Application of the 1.miR-3688-3p in preparation diagnosis osteosarcoma reagent, which is characterized in that the sequence of miR-3688-3p is shown in Sequence table SEQ ID NO 1.
2. application according to claim 1, which is characterized in that diagnosis osteosarcoma reagent includes being based on high-flux sequence method And/or based on quantifying PCR method and/or based on probing procedure detection osteosarcoma sample in miR-3688-3p transcription or Expression based on the target gene of miR-3688-3p regulation in immunologic detection method detection osteosarcoma sample.

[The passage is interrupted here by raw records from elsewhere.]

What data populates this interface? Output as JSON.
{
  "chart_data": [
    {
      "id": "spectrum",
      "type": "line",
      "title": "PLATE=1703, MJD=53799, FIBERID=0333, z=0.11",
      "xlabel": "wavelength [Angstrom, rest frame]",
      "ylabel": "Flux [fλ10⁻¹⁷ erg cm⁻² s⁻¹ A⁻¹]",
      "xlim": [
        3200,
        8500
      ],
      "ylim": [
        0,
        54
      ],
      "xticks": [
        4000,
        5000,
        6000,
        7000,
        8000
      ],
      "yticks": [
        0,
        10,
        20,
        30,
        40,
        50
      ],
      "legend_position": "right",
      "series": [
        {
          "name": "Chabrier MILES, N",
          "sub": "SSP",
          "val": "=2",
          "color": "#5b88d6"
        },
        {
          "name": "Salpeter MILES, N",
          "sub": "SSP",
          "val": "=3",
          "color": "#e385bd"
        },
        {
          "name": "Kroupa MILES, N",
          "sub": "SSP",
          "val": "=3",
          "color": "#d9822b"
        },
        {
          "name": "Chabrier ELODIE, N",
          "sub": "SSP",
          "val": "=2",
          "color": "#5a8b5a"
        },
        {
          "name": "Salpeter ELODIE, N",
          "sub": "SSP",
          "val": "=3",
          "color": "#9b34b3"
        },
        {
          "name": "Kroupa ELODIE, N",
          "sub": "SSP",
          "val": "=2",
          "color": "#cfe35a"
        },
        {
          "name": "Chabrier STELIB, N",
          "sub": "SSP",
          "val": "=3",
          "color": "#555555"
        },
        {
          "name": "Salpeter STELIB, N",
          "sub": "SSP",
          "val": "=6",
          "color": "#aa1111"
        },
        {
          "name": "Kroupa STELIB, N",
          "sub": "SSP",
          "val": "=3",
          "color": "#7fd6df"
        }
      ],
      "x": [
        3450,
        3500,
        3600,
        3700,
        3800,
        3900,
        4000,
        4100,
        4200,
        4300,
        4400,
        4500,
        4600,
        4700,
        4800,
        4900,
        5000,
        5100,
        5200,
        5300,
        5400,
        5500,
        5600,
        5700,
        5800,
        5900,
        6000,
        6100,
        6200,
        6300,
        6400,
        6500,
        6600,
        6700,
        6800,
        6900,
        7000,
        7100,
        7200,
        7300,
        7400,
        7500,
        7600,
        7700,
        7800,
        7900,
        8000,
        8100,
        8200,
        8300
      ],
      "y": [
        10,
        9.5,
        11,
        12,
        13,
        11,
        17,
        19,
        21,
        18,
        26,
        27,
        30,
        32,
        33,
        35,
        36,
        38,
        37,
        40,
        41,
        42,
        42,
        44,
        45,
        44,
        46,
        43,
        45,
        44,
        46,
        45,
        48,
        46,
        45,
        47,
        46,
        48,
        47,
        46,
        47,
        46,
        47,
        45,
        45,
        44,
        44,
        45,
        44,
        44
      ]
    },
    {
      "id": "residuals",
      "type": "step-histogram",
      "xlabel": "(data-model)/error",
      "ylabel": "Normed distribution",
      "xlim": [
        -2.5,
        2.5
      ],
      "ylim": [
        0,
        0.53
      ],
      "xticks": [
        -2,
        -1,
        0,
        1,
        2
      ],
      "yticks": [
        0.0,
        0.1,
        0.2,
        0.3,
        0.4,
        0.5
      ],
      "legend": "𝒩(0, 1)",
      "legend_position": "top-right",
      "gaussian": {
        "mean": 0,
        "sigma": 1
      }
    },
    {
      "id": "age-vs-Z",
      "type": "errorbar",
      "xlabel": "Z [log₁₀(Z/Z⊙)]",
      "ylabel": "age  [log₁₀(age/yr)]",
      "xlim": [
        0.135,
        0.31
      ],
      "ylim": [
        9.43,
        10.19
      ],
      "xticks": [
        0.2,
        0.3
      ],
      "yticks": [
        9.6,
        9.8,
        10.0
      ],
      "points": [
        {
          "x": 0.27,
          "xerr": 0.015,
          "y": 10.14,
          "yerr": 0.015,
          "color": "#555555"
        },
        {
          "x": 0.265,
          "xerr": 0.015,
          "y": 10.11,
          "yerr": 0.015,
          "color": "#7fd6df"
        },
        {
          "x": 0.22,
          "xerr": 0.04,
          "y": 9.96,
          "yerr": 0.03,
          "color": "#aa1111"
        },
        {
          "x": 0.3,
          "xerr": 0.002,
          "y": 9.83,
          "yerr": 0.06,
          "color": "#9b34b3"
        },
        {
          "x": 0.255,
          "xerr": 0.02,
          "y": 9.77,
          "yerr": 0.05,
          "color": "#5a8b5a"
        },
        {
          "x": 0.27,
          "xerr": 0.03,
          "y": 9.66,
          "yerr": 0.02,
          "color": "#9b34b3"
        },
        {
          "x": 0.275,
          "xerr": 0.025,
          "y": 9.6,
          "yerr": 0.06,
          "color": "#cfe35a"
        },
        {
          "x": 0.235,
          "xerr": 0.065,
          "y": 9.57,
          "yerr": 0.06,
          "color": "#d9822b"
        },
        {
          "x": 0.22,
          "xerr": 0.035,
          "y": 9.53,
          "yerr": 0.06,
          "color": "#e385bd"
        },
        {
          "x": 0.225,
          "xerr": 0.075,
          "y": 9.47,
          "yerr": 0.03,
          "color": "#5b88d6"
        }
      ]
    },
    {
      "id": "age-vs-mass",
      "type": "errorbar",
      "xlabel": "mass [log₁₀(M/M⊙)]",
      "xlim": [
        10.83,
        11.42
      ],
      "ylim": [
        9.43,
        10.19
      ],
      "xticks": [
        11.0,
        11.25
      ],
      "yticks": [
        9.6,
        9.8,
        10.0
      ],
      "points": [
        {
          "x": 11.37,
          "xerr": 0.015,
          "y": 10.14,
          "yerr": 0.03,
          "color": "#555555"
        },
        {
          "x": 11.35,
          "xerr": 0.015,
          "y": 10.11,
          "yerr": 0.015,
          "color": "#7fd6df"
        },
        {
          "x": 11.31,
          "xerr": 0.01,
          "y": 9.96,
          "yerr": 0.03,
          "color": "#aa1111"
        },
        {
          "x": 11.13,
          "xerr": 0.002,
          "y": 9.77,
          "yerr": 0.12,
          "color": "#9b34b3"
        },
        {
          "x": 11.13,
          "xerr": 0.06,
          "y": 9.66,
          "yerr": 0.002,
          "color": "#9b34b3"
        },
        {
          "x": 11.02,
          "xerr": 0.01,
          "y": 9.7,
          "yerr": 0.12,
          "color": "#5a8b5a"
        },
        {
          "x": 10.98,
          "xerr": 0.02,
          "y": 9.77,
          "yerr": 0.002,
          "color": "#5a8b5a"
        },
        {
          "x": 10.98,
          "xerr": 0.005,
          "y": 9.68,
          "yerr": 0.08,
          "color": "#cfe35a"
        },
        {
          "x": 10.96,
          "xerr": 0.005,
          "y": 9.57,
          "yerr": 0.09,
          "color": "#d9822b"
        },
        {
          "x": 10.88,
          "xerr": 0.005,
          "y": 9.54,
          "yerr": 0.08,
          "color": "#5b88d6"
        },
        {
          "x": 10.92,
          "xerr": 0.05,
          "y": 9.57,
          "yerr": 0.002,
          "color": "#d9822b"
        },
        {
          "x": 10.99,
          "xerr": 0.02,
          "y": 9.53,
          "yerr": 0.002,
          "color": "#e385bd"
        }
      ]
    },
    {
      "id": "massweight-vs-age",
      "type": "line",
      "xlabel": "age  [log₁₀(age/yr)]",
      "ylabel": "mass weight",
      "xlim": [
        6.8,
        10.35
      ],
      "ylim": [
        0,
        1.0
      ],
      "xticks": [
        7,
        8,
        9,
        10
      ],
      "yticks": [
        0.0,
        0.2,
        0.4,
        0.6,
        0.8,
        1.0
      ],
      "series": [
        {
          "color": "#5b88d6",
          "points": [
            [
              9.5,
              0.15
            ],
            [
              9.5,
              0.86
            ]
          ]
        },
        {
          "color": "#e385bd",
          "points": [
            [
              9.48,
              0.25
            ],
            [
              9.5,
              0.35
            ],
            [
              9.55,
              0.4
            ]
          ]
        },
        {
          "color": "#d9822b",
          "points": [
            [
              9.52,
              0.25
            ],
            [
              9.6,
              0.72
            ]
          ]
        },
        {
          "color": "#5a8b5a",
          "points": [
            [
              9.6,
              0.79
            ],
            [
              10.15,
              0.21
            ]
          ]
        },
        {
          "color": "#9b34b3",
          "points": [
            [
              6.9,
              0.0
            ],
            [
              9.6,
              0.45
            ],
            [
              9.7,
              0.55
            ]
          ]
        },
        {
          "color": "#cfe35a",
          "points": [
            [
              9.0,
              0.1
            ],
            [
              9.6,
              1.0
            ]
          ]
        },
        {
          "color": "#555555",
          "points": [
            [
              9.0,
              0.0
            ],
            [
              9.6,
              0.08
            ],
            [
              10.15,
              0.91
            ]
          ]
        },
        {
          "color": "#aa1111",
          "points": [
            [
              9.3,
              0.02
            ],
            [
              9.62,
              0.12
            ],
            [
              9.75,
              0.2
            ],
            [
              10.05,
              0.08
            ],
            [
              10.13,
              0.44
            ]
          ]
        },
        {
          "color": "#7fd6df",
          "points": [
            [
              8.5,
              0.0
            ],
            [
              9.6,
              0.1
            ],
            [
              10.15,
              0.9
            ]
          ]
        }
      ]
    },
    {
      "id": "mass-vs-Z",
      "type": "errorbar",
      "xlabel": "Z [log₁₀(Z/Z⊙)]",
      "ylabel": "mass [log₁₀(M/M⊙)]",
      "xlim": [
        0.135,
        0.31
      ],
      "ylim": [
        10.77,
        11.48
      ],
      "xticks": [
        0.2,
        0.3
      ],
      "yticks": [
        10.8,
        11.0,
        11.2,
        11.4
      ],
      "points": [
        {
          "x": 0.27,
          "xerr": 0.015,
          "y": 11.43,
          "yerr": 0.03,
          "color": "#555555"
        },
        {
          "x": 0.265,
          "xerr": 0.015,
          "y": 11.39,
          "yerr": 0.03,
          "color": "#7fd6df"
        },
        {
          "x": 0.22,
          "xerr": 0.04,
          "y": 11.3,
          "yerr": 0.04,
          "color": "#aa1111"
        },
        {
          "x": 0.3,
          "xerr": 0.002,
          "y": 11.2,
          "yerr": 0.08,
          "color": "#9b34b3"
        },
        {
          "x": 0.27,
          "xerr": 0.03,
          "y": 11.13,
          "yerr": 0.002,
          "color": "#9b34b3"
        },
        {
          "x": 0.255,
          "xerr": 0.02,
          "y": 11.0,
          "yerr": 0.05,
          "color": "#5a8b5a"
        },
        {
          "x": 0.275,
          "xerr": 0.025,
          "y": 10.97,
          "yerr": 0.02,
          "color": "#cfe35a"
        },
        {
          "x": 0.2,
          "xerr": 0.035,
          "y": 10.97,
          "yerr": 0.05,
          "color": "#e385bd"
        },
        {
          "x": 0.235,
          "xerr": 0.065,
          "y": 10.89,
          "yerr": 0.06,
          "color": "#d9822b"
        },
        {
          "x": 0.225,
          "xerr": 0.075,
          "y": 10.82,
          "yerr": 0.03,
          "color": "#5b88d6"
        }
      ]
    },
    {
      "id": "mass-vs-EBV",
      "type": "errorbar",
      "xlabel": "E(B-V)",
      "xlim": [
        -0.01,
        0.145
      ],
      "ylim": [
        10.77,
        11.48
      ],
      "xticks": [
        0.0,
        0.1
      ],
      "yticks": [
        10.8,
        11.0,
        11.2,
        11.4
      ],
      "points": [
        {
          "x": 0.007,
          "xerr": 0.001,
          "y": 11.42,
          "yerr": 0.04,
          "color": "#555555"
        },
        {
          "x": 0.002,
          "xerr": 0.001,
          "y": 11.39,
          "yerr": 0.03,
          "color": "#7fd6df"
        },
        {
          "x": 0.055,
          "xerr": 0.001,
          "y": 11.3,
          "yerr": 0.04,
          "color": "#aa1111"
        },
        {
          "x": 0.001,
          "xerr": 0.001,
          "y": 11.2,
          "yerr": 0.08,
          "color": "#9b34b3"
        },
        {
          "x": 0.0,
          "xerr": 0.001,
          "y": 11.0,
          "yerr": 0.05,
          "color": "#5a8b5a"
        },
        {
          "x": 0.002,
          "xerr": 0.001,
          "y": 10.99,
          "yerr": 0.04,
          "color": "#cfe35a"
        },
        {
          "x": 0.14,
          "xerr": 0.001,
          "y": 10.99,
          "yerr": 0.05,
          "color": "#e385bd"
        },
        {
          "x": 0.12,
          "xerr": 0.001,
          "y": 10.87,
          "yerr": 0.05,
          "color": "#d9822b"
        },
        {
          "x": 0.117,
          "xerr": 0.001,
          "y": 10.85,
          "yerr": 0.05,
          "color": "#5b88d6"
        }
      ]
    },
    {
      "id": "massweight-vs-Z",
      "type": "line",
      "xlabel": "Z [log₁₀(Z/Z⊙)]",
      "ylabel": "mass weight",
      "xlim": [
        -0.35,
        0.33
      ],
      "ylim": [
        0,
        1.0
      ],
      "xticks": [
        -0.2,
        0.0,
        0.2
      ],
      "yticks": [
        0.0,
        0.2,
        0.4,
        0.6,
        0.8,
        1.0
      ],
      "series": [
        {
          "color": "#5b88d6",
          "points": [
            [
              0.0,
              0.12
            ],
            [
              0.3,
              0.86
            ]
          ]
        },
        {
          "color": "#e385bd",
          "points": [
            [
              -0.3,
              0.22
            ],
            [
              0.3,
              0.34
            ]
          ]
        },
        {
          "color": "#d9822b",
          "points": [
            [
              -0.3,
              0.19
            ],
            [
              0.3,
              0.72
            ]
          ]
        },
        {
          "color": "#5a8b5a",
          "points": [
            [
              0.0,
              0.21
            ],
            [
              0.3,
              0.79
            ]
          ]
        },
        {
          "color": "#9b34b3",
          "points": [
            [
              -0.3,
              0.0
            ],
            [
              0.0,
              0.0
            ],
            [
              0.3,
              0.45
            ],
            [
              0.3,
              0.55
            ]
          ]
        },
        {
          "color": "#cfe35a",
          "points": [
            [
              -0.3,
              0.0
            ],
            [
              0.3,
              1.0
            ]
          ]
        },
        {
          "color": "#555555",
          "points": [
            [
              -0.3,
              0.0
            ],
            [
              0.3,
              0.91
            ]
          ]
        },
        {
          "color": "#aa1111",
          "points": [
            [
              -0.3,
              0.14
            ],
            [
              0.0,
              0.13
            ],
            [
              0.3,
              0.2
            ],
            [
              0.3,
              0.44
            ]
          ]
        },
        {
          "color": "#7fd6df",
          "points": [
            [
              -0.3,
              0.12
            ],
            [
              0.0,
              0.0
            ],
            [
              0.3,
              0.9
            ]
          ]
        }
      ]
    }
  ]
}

3. application according to claim 2, which is characterized in that use northern hybridizing method, miRNA express spectra core Piece, ribozyme protection analytical technology, RAKE method, in situ hybridization, bead-based flow-cytometry detect miR- in osteosarcoma sample The transcription of 3688-3p；Using the target base of miR-3688-3p regulation in ELISA and/or colloidal gold strip detection osteosarcoma sample The expression of cause.
4. application according to claim 2, which is characterized in that the target gene of regulation be CSRNP1 and/or PFKFB3 and/or SLC1A3 gene.